Sisters Chylicia and Chy’Kyla Henderson worked hard to graduate early from Eastside High School in Greenville, South Carolina.

They filled their schedules and took virtual classes as well, so Chylicia, now 18, could be done with school a semester early and Chy’Kyla, 17, could graduate after her junior year. Both want to attend college but need financial aid.

Nichole Henderson says the stress of trying to fill out FAFSA forms for her daughters led her to take them and two other graduating seniors she knew to a FAFSA workshop at a college in April. Even with help, though, she found the forms confusing. Chylicia’s asked for Nichole’s tax information, she says, but Chy’Kyla’s did not.

“As a parent, it’s stressful,” Henderson says.

Chylicia is thinking about pursuing nursing or social work and leaning toward starting at Greenville Technical College, a community college. The school emailed her, saying it needed more information on her financial aid application.

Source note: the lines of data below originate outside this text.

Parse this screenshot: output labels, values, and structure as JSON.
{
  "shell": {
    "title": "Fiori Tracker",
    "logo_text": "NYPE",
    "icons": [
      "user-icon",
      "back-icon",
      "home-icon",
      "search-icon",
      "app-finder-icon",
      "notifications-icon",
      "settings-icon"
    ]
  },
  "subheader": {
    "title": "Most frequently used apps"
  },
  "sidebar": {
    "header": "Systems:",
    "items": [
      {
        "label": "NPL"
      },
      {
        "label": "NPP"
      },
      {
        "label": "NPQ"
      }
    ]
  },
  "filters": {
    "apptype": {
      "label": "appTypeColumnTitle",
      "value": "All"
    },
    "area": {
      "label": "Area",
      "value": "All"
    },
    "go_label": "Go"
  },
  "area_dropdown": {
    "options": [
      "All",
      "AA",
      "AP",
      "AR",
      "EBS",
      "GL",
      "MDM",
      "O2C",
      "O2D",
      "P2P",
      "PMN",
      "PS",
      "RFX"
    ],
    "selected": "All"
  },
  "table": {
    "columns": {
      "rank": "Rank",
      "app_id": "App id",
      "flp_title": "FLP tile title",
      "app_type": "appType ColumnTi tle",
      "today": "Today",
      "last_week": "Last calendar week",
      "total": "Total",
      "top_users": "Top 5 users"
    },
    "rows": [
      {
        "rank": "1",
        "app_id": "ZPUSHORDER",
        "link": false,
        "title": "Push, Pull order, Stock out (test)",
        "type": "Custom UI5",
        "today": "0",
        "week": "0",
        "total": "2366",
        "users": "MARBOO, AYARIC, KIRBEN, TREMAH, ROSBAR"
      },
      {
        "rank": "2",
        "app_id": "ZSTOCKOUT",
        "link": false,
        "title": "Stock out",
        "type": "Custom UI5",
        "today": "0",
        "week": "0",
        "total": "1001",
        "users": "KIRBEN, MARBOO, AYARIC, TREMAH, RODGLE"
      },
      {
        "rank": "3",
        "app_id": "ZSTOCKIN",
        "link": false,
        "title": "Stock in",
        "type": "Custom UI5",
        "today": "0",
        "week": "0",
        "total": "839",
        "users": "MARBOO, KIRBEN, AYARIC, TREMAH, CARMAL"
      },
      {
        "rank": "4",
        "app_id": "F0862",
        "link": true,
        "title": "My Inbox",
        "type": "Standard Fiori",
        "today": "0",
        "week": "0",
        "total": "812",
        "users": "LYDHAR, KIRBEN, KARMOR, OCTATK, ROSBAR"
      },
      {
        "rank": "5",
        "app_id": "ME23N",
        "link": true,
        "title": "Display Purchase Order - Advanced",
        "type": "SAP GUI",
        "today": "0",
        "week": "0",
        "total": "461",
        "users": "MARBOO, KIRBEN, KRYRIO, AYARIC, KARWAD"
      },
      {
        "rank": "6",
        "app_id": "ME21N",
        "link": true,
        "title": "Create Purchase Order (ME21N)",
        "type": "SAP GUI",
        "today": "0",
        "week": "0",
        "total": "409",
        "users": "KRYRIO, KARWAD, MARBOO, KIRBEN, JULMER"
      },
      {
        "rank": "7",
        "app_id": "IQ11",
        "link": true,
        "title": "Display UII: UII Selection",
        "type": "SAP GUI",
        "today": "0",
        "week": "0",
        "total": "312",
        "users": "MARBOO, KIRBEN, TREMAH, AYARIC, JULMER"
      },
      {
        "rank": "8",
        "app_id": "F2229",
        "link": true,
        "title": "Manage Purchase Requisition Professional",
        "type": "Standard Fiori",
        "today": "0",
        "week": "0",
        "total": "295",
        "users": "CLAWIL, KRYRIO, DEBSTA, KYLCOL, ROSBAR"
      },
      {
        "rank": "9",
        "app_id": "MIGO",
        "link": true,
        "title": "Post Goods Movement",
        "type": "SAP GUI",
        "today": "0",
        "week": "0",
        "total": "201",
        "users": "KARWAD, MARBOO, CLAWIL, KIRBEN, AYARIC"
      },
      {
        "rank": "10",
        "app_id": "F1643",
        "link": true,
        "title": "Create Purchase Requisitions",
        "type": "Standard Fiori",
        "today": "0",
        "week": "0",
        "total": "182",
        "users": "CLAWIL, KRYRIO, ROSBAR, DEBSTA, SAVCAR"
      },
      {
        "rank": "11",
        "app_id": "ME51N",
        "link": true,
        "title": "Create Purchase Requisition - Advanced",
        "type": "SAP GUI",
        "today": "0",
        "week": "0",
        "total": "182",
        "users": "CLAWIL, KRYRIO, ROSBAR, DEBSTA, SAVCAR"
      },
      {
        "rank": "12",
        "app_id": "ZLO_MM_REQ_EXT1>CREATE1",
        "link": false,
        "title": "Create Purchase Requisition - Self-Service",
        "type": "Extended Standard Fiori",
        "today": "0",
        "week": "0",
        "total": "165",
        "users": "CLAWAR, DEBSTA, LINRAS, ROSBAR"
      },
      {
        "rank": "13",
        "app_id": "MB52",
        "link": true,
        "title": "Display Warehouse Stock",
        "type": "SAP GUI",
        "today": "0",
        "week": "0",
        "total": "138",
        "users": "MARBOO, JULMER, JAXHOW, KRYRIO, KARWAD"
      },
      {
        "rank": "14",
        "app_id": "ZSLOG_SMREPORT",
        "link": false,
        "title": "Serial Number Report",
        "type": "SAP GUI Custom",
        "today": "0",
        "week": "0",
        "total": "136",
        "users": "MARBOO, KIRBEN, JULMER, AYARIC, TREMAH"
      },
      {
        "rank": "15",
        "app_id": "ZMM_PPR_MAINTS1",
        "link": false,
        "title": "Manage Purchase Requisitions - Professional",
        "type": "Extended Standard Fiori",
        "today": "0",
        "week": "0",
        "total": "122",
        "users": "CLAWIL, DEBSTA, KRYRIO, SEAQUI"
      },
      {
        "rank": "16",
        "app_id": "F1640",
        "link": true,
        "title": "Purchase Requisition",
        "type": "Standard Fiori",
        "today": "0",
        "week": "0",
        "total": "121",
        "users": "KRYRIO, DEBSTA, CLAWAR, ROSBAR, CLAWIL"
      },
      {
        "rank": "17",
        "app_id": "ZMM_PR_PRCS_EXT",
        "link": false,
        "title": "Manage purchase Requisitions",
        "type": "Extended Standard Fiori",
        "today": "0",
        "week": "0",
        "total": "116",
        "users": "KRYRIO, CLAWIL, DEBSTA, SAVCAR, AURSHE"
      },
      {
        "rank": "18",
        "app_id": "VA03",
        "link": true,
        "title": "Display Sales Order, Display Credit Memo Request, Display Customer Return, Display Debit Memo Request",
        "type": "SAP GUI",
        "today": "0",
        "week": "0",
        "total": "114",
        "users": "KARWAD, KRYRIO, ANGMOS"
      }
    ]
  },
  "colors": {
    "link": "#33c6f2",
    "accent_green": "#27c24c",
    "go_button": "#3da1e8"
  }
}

She says it wasn’t clear whether that stemmed from the FAFSA form or something else.

Then, on May 8, she got an email from the South Carolina Tuition Grants program, which provides up to $4,800 in need-based scholarships, saying she was tentatively approved for the full amount. She still hasn’t resolved the paperwork at Greenville Technical College, though, so she isn’t sure yet whether she can go there.

The family worries Chy’Kyla’s will have the same issue. Like her sister, she’s considering starting at a community college. By earlier this month, she hadn’t gotten word about financial aid from any schools or any need-based scholarship programs.

“We’re just playing the waiting game,” their mother says.